The nature of feminism means that the blog is the ideal way to explore many issues. A lot of the things that we want to discuss and problems that need to be solved are, to a greater or lesser extent, dependant on the identity of the person writing. For example, in the last month we have quite graphically seen that the voices of trans* people are needed, and that they have a perspective and experience which the wider field of feminism urgently needs to hear and respond to.
When the printing press came into being, it was quite some time before the academic community moved from exchanging letters and writing books to the journal process that we now accept as a fundamental part of academic life.

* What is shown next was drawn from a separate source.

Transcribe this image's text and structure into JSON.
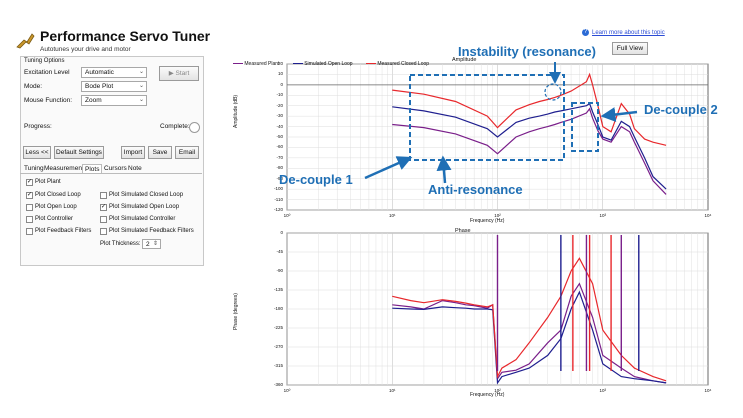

The journal solved many of the problems of academia as it was conducted beforehand. One could go through the archive of a journal collated on your subject area and get a good sense of the scope of the field, the position of the field now, and also the way that it had developed and reached those conclusions.
All of these problems that were helped in academia by the development of the journal are now problems that exist in the feminist blogosphere and require a solution. Our suggested solution is an anthology of blog posts, each with an introduction from the editors to say why it has been included, and a post script from the author to give context to the post and say why they wrote it. We will then put this anthology out as a free e-book on this blog, our own blogs, and available as an Amazon kindle book and as many other mainstream e-book sellers as we can strong-arm.
Now, here’s where we’ve come up against a bit of an issue. We came up with this idea in December 2012, and were initially thinking of getting the 2012 anthology out before the end of January 2013. We are both bloggers ourselves, and are used to being able to think of something we want to publish, and then get it out within an hour or so. An edited book takes considerably more work.
We are both currently unemployed and so are understandably working quite hard to change that. We both got made redundant in 2012 and both had hard times in our personal lives that mean that there were gaps in our engagement. It’s also quite hard to go back through an entire year to find the truly exceptional and informative posts to include. We are, in short, encountering the very problem of limited time and difficult searching that we hoped to solve with the anthology.
We currently have 15 articles which we are considering for the 2012 anthology, but this list is far from complete, and we have some categories where we so far have no articles at all. Which is frustrating, however all the articles we have so far are good, and we really want to get this project kicked off.
We feel that, at this stage, we should publish what we have and state in the introduction that we know that it is limited and flawed. We can then concentrate this year on producing a fully representative anthology for 2013.
We would be grateful for your input for the project as a whole, and for your thoughts about the 2012 anthology in particular.
[Edit: Sam Ambreen has also now joined the editorial team. Hurrah!]